The Criminal...1
ONE: A religion that authorises man to torture and slaughter and exploit his fellow-creatures is quite unworthy of consideration as religion. It could only be an ethic devised by men for the unrestrained exploitation of the ego-complex. That is not a religion at all, and nothing of the kind was either explicit or implicit in the teachings of Sri Krishna, the Buddha, or Jesus, but precisely the opposite of that.
TWO: Religions are apt to be turned upside down, and to become ethics only, in the hands of later generations who have never understood the teachings of the founder.ONE: Quite so, but then they are no longer religions except in name. The re-ligion - re-uniting (with God) - may survive in certain aspects of each sect or church, but an ethic, even a good one, is not a religion.
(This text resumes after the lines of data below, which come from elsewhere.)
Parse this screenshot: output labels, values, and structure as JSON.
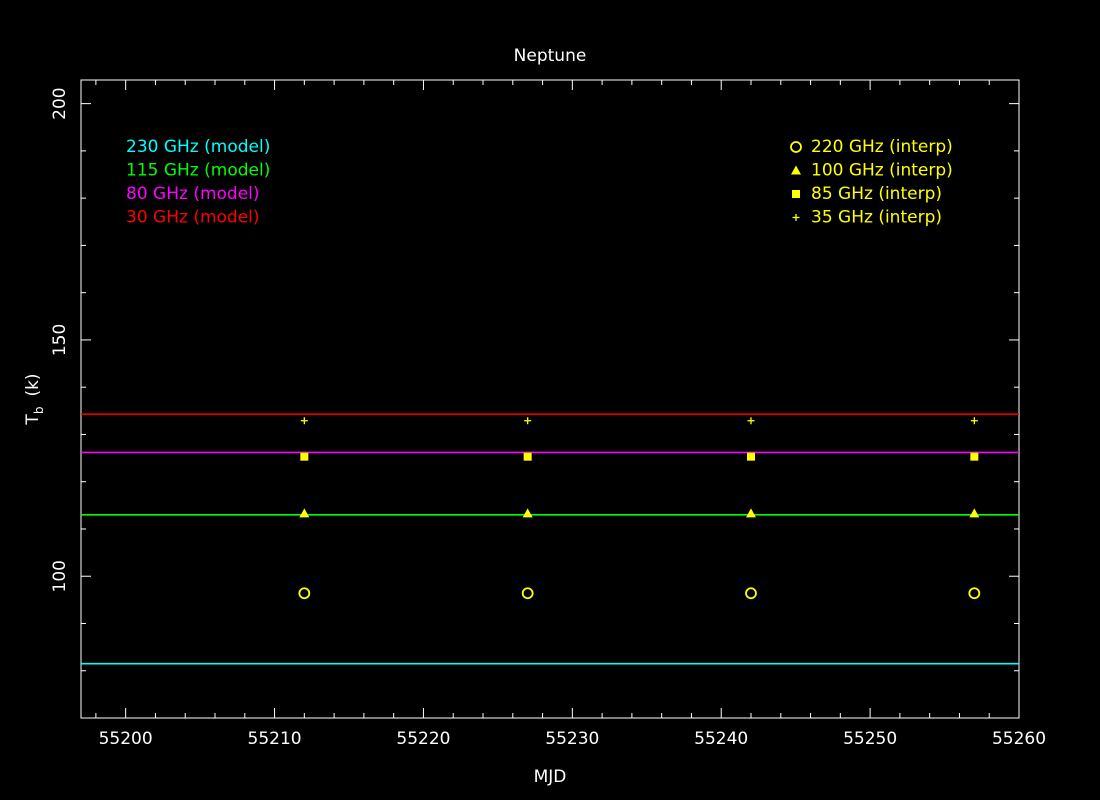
{
  "chart_data": {
    "type": "scatter",
    "title": "Neptune",
    "xlabel": "MJD",
    "ylabel_main": "T",
    "ylabel_sub": "b",
    "ylabel_unit": "(k)",
    "xlim": [
      55197,
      55260
    ],
    "ylim": [
      70,
      205
    ],
    "x_ticks": [
      55200,
      55210,
      55220,
      55230,
      55240,
      55250,
      55260
    ],
    "y_ticks": [
      100,
      150,
      200
    ],
    "x_minor_step": 2,
    "y_minor_step": 10,
    "model_lines": [
      {
        "name": "230 GHz (model)",
        "color": "#00ffff",
        "y": 81.5
      },
      {
        "name": "115 GHz (model)",
        "color": "#00ff00",
        "y": 113
      },
      {
        "name": "80 GHz (model)",
        "color": "#ff00ff",
        "y": 126.2
      },
      {
        "name": "30 GHz (model)",
        "color": "#ff0000",
        "y": 134.3
      }
    ],
    "series": [
      {
        "name": "220 GHz (interp)",
        "marker": "circle",
        "color": "#ffff00",
        "x": [
          55212,
          55227,
          55242,
          55257
        ],
        "y": [
          96.4,
          96.4,
          96.4,
          96.4
        ]
      },
      {
        "name": "100 GHz (interp)",
        "marker": "triangle",
        "color": "#ffff00",
        "x": [
          55212,
          55227,
          55242,
          55257
        ],
        "y": [
          113.3,
          113.3,
          113.3,
          113.3
        ]
      },
      {
        "name": "85 GHz (interp)",
        "marker": "square",
        "color": "#ffff00",
        "x": [
          55212,
          55227,
          55242,
          55257
        ],
        "y": [
          125.3,
          125.3,
          125.3,
          125.3
        ]
      },
      {
        "name": "35 GHz (interp)",
        "marker": "plus",
        "color": "#ffff00",
        "x": [
          55212,
          55227,
          55242,
          55257
        ],
        "y": [
          132.9,
          132.9,
          132.9,
          132.9
        ]
      }
    ],
    "grid": false,
    "legend_models_position": "top-left",
    "legend_interp_position": "top-right"
  }
}
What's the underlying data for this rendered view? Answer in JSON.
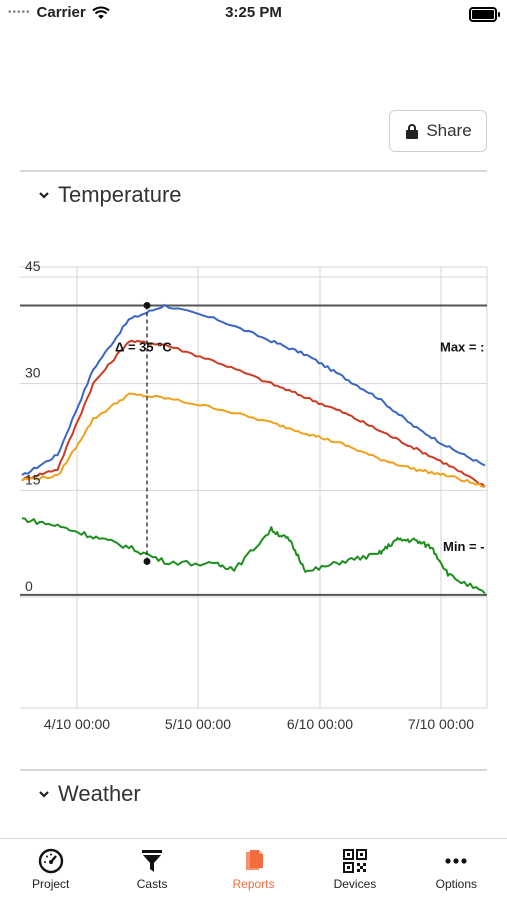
{
  "status_bar": {
    "carrier": "Carrier",
    "time": "3:25 PM"
  },
  "share_button": {
    "label": "Share"
  },
  "sections": {
    "temperature": {
      "label": "Temperature"
    },
    "weather": {
      "label": "Weather"
    }
  },
  "chart_data": {
    "type": "line",
    "y_ticks": [
      "45",
      "30",
      "15",
      "0"
    ],
    "ylim": [
      0,
      45
    ],
    "x_ticks": [
      "4/10 00:00",
      "5/10 00:00",
      "6/10 00:00",
      "7/10 00:00"
    ],
    "annotations": {
      "delta": "Δ = 35 °C",
      "max": "Max = :",
      "min": "Min = -"
    },
    "colors": {
      "blue": "#3a66c4",
      "red": "#cc3b22",
      "orange": "#f0a11c",
      "green": "#1e8e1e"
    },
    "series": [
      {
        "color": "blue",
        "values": [
          [
            0,
            17
          ],
          [
            10,
            20
          ],
          [
            20,
            32
          ],
          [
            30,
            39
          ],
          [
            40,
            41
          ],
          [
            55,
            39
          ],
          [
            70,
            36
          ],
          [
            80,
            34
          ],
          [
            90,
            31
          ],
          [
            100,
            28
          ],
          [
            110,
            24
          ],
          [
            120,
            21
          ],
          [
            130,
            18.5
          ]
        ]
      },
      {
        "color": "red",
        "values": [
          [
            0,
            16.5
          ],
          [
            10,
            18
          ],
          [
            20,
            30
          ],
          [
            30,
            36
          ],
          [
            40,
            35.5
          ],
          [
            55,
            33
          ],
          [
            70,
            30
          ],
          [
            80,
            28
          ],
          [
            90,
            26
          ],
          [
            100,
            23.5
          ],
          [
            110,
            21
          ],
          [
            120,
            18.5
          ],
          [
            130,
            15.5
          ]
        ]
      },
      {
        "color": "orange",
        "values": [
          [
            0,
            16.5
          ],
          [
            10,
            17
          ],
          [
            20,
            25
          ],
          [
            30,
            28.5
          ],
          [
            40,
            28
          ],
          [
            55,
            26.5
          ],
          [
            70,
            24.5
          ],
          [
            80,
            23
          ],
          [
            90,
            21.5
          ],
          [
            100,
            19.5
          ],
          [
            110,
            18
          ],
          [
            120,
            17
          ],
          [
            130,
            15.5
          ]
        ]
      },
      {
        "color": "green",
        "values": [
          [
            0,
            11
          ],
          [
            10,
            10
          ],
          [
            20,
            8.5
          ],
          [
            30,
            7
          ],
          [
            40,
            5
          ],
          [
            55,
            4.5
          ],
          [
            60,
            4
          ],
          [
            70,
            9.5
          ],
          [
            75,
            8
          ],
          [
            80,
            3.5
          ],
          [
            90,
            5
          ],
          [
            100,
            6
          ],
          [
            105,
            8
          ],
          [
            110,
            8
          ],
          [
            115,
            7
          ],
          [
            120,
            3
          ],
          [
            130,
            0.5
          ]
        ]
      }
    ]
  },
  "tab_bar": {
    "items": [
      {
        "label": "Project",
        "icon": "gauge-icon"
      },
      {
        "label": "Casts",
        "icon": "funnel-icon"
      },
      {
        "label": "Reports",
        "icon": "reports-icon"
      },
      {
        "label": "Devices",
        "icon": "qr-code-icon"
      },
      {
        "label": "Options",
        "icon": "more-icon"
      }
    ],
    "active_color": "#f26c3d"
  }
}
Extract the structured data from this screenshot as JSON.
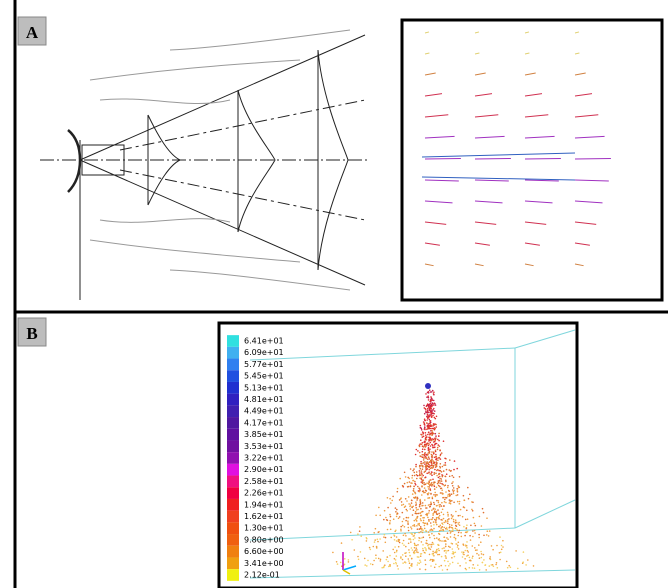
{
  "panels": [
    {
      "label": "A"
    },
    {
      "label": "B",
      "colorbar": {
        "labels": [
          "6.41e+01",
          "6.09e+01",
          "5.77e+01",
          "5.45e+01",
          "5.13e+01",
          "4.81e+01",
          "4.49e+01",
          "4.17e+01",
          "3.85e+01",
          "3.53e+01",
          "3.22e+01",
          "2.90e+01",
          "2.58e+01",
          "2.26e+01",
          "1.94e+01",
          "1.62e+01",
          "1.30e+01",
          "9.80e+00",
          "6.60e+00",
          "3.41e+00",
          "2.12e-01"
        ]
      }
    }
  ]
}
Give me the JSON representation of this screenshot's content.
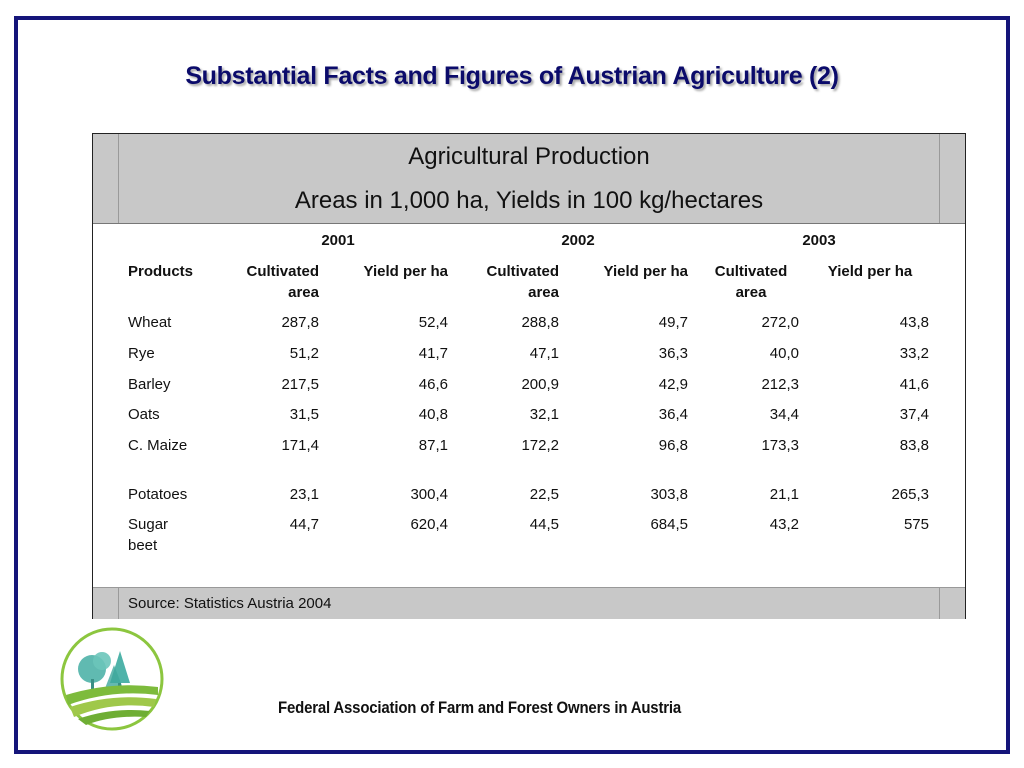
{
  "slide": {
    "title": "Substantial Facts and Figures of Austrian Agriculture (2)",
    "footer_org": "Federal Association of Farm and Forest Owners in Austria",
    "colors": {
      "frame": "#15157a",
      "title": "#0b0b6b",
      "header_bg": "#c8c8c8"
    },
    "logo_icon": "farm-forest-logo-icon"
  },
  "table": {
    "heading": "Agricultural Production",
    "subheading": "Areas in 1,000 ha, Yields in 100 kg/hectares",
    "years": [
      "2001",
      "2002",
      "2003"
    ],
    "columns": {
      "products": "Products",
      "c2001_area": "Cultivated area",
      "c2001_yield": "Yield per ha",
      "c2002_area": "Cultivated area",
      "c2002_yield": "Yield per ha",
      "c2003_area": "Cultivated area",
      "c2003_yield": "Yield per ha"
    },
    "rows": [
      {
        "product": "Wheat",
        "values": [
          "287,8",
          "52,4",
          "288,8",
          "49,7",
          "272,0",
          "43,8"
        ]
      },
      {
        "product": "Rye",
        "values": [
          "51,2",
          "41,7",
          "47,1",
          "36,3",
          "40,0",
          "33,2"
        ]
      },
      {
        "product": "Barley",
        "values": [
          "217,5",
          "46,6",
          "200,9",
          "42,9",
          "212,3",
          "41,6"
        ]
      },
      {
        "product": "Oats",
        "values": [
          "31,5",
          "40,8",
          "32,1",
          "36,4",
          "34,4",
          "37,4"
        ]
      },
      {
        "product": "C. Maize",
        "values": [
          "171,4",
          "87,1",
          "172,2",
          "96,8",
          "173,3",
          "83,8"
        ]
      },
      {
        "product": "Potatoes",
        "values": [
          "23,1",
          "300,4",
          "22,5",
          "303,8",
          "21,1",
          "265,3"
        ]
      },
      {
        "product": "Sugar beet",
        "values": [
          "44,7",
          "620,4",
          "44,5",
          "684,5",
          "43,2",
          "575"
        ]
      }
    ],
    "source": "Source: Statistics Austria 2004"
  }
}
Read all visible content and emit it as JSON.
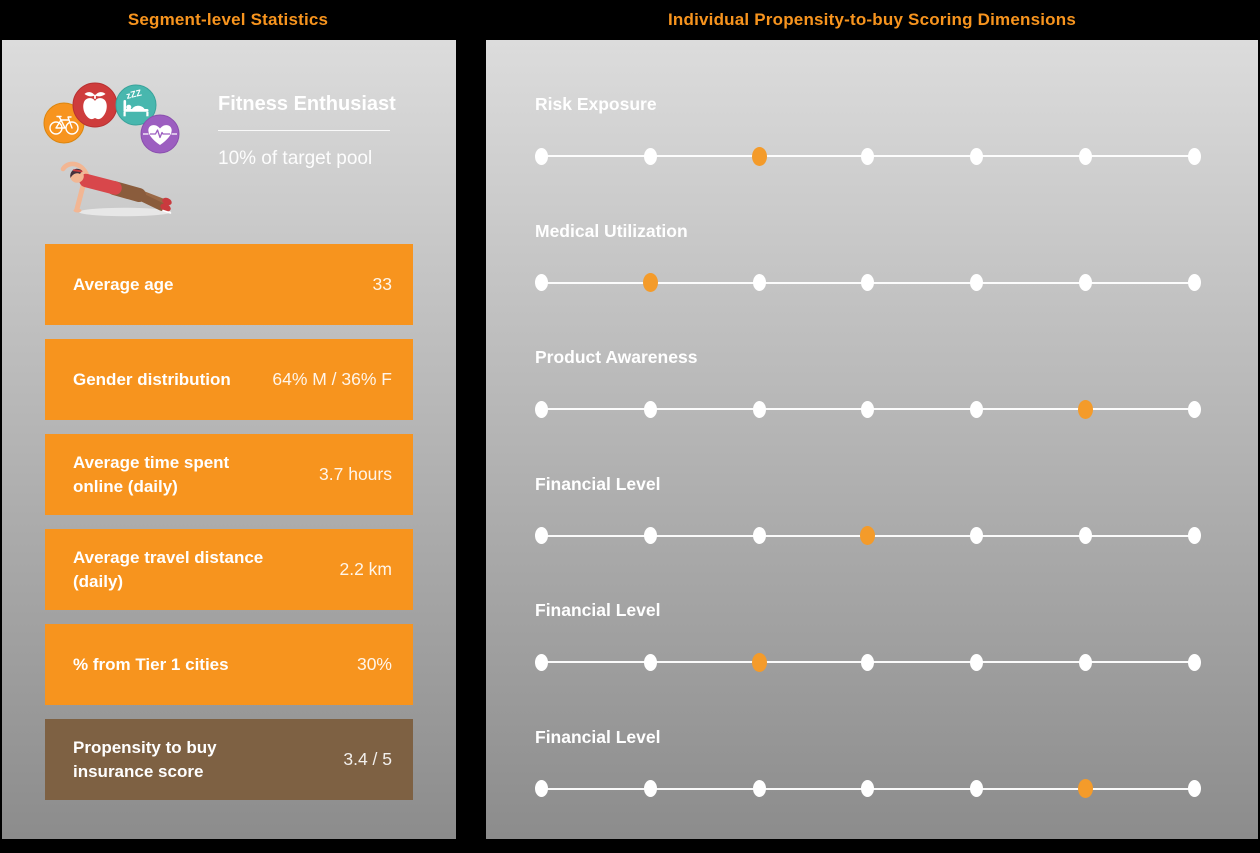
{
  "colors": {
    "accent_orange": "#F7941E",
    "dot_orange": "#F49B2A",
    "brown": "#7E6143",
    "panel_top": "#DCDCDC",
    "panel_bottom": "#8C8C8C",
    "icon_red": "#CE3C3C",
    "icon_teal": "#48B7AE",
    "icon_purple": "#9C5EC0"
  },
  "left_panel": {
    "header": "Segment-level Statistics",
    "persona": {
      "title": "Fitness Enthusiast",
      "subtitle": "10% of target pool",
      "sleep_text": "zZZ",
      "icons": [
        "bicycle-icon",
        "apple-icon",
        "sleep-icon",
        "heart-pulse-icon",
        "plank-figure"
      ]
    },
    "stats": [
      {
        "label": "Average age",
        "value": "33",
        "highlight": false
      },
      {
        "label": "Gender distribution",
        "value": "64% M / 36% F",
        "highlight": false
      },
      {
        "label": "Average time spent online (daily)",
        "value": "3.7 hours",
        "highlight": false
      },
      {
        "label": "Average travel distance (daily)",
        "value": "2.2 km",
        "highlight": false
      },
      {
        "label": "% from Tier 1 cities",
        "value": "30%",
        "highlight": false
      },
      {
        "label": "Propensity to buy insurance score",
        "value": "3.4 / 5",
        "highlight": true
      }
    ]
  },
  "right_panel": {
    "header": "Individual Propensity-to-buy Scoring Dimensions",
    "scales": [
      {
        "label": "Risk Exposure",
        "total_dots": 7,
        "active_dot": 3
      },
      {
        "label": "Medical Utilization",
        "total_dots": 7,
        "active_dot": 2
      },
      {
        "label": "Product Awareness",
        "total_dots": 7,
        "active_dot": 6
      },
      {
        "label": "Financial Level",
        "total_dots": 7,
        "active_dot": 4
      },
      {
        "label": "Financial Level",
        "total_dots": 7,
        "active_dot": 3
      },
      {
        "label": "Financial Level",
        "total_dots": 7,
        "active_dot": 6
      }
    ]
  }
}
TWO: There should be other justifications.ONE: There can be no justification for becoming an enemy of that to which you belong, that of which you form a part; and man forms a part of nature. Ignorance may be an excuse, probably the best, but it is not a justification.
TWO: And commercial necessity?ONE: Whatever could that be? There is quite certainly no such thing. The word 'necessity' is entirely inapplicable to such an activity as commerce. Commerce is merely the organisation of greed, of avidity, of grasping, unless it places service to the community before personal gain. When it does that it fulfils a useful, but never a necessary, function; when it does not, it constitutes an unmitigated evil alike to those who exploit it and to the public that suffers from it.
TWO: And to which category does modern commerce as at present observable belong?ONE: Look about you - and stop asking me questions you can answer yourself!
TWO: But is there no punishment for enmity to nature?ONE: If you mean vengeance - who is there to avenge?
TWO: 'Vengeance is mine, saith the Lord, I will repay'.ONE: Any such Lord must be on a par with those on whom he seeks vengeance. Do you know of one? To the only Power that is Real such a word would have no meaning whatever.
TWO: Penalty then.ONE: Of course there is a penalty. No one can exploit nature without paying a penalty. But it is not recognisable in the context of our absurd and primary notions of punishment and vengeance.
TWO: What is it then?ONE: It is an impartial, impersonal process that appears to us as cause and effect. But we hardly notice its workings, for it does not trouble to wear a wig and a gown.
TWO: Then how do we know it?ONE: In the West I doubt if many of us do. In the East it is known as karma. Unfortunately that word also has suffered at the hands of people who do not understand it, but it connotes a tremendous reality.
(Ed. note: the above is a brief extract from a long chapter discussing ethics, the law, economics, etc.)